An unmanned aerial vehicle known as an RS-16 took off Wednesday on the first of several flights from a gas-propelled catapult at a Kenedy County ranch in far South Texas and headed up to nearly 3,000 feet over the Gulf Coast.
About 90 minutes later, it returned safely, skidding to a stop on its belly — it doesn't have landing wheels — on a sandy dry lake bed about 8 miles inland.
Texas is among six states designated by the Federal Aviation Administration to develop test sites for drones, and the university is supervising 11 sites throughout the state.
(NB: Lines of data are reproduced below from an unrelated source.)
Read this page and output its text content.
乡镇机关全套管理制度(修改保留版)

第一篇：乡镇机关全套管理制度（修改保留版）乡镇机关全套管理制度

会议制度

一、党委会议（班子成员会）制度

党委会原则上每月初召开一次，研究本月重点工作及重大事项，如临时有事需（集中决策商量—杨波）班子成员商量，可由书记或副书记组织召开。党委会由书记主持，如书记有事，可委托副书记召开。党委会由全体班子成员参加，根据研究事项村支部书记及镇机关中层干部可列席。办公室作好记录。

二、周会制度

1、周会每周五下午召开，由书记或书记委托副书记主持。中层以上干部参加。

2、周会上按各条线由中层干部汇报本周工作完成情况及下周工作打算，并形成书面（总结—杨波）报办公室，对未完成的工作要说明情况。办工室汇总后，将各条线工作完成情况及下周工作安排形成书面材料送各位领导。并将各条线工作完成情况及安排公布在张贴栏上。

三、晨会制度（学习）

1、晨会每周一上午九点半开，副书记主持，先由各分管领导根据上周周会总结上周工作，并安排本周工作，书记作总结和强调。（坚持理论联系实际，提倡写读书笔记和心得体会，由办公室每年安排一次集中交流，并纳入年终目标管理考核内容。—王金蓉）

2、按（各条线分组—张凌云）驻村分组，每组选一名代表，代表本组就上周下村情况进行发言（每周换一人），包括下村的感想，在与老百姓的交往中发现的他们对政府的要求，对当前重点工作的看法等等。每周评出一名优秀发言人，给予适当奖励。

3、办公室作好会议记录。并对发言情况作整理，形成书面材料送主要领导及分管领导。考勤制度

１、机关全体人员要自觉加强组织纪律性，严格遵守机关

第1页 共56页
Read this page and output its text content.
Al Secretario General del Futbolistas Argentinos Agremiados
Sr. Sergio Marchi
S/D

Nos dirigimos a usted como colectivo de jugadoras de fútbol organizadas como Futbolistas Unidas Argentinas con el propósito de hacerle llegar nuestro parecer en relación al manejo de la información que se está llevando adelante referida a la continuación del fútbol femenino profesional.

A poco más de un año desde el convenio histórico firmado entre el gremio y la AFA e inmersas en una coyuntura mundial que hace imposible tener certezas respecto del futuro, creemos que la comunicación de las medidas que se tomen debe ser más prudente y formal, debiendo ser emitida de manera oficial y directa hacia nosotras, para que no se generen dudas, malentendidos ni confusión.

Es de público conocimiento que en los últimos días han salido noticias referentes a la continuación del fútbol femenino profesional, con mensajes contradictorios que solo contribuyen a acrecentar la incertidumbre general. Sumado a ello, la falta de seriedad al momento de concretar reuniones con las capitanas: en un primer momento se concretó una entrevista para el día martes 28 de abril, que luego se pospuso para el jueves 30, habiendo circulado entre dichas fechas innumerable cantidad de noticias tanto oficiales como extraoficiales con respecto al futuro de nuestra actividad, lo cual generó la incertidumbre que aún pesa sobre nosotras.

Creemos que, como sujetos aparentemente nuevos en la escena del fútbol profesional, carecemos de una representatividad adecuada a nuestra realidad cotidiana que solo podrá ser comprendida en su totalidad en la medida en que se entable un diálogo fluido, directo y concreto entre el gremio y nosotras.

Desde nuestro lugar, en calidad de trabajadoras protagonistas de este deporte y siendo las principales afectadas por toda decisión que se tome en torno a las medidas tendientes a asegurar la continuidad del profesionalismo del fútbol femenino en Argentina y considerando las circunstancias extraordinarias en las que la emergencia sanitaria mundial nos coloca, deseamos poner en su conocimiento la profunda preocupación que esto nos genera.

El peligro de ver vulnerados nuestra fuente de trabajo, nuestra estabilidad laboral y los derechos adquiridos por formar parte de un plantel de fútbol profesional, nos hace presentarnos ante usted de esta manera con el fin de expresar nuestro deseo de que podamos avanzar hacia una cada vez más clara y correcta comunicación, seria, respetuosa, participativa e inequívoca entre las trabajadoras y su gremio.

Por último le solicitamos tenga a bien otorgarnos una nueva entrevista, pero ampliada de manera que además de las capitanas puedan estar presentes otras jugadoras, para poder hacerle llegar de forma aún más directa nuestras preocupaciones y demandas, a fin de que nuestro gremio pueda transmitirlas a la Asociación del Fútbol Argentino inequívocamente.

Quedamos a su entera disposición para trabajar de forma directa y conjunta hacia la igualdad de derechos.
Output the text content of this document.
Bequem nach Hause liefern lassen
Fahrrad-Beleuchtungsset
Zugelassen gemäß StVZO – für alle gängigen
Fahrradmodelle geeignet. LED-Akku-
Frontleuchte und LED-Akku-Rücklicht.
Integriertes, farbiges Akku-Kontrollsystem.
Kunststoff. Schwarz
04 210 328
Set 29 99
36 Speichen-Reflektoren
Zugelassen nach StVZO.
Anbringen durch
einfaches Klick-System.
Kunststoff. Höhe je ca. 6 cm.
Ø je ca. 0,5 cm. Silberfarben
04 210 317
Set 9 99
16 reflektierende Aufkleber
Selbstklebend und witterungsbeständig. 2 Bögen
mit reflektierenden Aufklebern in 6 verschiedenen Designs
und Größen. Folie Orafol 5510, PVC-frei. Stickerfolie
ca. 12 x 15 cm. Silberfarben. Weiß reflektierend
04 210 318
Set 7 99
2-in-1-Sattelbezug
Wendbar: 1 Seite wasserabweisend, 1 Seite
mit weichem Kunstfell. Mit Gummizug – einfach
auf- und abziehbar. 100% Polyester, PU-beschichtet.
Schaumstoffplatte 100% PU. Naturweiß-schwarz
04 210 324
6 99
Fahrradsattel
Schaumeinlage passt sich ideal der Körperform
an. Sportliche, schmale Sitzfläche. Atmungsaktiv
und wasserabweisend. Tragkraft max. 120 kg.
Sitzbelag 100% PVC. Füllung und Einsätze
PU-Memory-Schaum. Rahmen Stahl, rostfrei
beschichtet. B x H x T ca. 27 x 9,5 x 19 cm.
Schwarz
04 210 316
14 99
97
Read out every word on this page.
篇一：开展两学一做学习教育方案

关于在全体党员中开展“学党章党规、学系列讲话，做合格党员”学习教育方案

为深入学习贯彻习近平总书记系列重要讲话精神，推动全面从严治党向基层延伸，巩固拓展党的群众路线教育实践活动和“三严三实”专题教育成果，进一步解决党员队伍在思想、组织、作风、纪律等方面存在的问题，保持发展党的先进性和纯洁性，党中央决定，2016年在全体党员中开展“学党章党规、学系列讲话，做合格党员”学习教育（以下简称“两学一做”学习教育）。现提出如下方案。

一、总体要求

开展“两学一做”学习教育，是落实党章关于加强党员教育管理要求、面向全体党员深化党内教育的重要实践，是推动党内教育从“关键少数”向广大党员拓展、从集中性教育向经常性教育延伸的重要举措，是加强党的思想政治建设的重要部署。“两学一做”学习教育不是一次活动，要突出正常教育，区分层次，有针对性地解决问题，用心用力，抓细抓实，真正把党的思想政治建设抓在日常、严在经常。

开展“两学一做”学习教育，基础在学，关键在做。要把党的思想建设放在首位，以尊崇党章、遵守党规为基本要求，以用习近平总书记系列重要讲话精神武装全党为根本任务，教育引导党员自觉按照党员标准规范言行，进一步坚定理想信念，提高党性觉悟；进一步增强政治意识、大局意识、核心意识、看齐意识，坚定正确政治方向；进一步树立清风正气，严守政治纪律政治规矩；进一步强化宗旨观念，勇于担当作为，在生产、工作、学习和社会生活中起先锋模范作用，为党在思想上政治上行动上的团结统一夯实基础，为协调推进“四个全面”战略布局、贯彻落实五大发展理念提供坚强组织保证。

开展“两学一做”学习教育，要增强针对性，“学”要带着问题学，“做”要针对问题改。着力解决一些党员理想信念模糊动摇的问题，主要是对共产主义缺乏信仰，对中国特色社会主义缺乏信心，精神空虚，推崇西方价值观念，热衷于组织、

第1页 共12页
The testing is seen as a critical step in a blossoming industry that could be worth billions of dollars and result in thousands of unmanned working in commercial and research applications.
"We're still in a kind of developmental stage," David Bridges, director of the university's unmanned aircraft systems project said. "We're maturing the operation, taking data, getting to our faculty. They're looking at it, see if they can use it or how we might need to change to get data.
"We're basically using this area as our laboratory."
The military and some law enforcement agencies already employ the devices, but the FAA doesn't currently allow commercial use of drones. It is working, however, to develop guidelines for use by the end of 2015, although officials concede the project may take longer. The agency projects some 7,500 commercial drones could be aloft within five years of getting widespread access to the skies above America.
Texas A&M-Corpus Christi has been researching how to use the drones to detect oil spills and wildfire hotspots, monitor hurricanes and count cattle for ranchers.
The plane itself weighs about 85 pounds at takeoff, can reach a speed of 65 knots, has a wingspan of just under 13 feet and can carry a payload of 25 pounds. It's made of carbon fiber material. The RS in its title stands for Recon System.
The aircraft and its technology cost about $200,000.
Rather than a roar, it takes off with a clang, a metal catapult firing it into the sky. The small engine turning a single propeller sounds like a home garden implement because it is: a Honda engine from a garden tiller.
"It's a small one, but it's rugged and has high torque," Bridges explained.
Gabe Ladd, one of about a half-dozen technicians inside a truck trailer that serves as the onsite control center for this week's tests, examined aerial photos of sea grass captured in visible photos, thermal images and ultraviolet infrared images. The results could allow scientists to determine the health of the grass environment "from year to year, season to season," he said.
In 2012, Congress passed legislation directing the FAA to integrate unmanned aerial systems into the nation's airspace by 2015. The test sites, like the one in South Texas, are the FAA's way of gathering data to deal with privacy and safety issues, like how to keep the drones from flying into other objects.
Part of the research now involves communication issues. The aircraft, for instance, has been losing radio contact in some spots; it's programmed to return to its launch area if it doesn't receive a command within a couple of minutes. According to federal rules, the drone must be visible from the ground or have a chase plane trailing it.
"The unmanned aircraft doesn't have see-and-avoid capability," Bridges said. "Specifically, what the FAA wants out of these test sites is research into technology and procedures so unmanned aircraft can be integrated into manned airspace, the national airspace, so they can operate safely side by side.
"That's the whole point of all this and a lot of research at the test sites will be specifically that."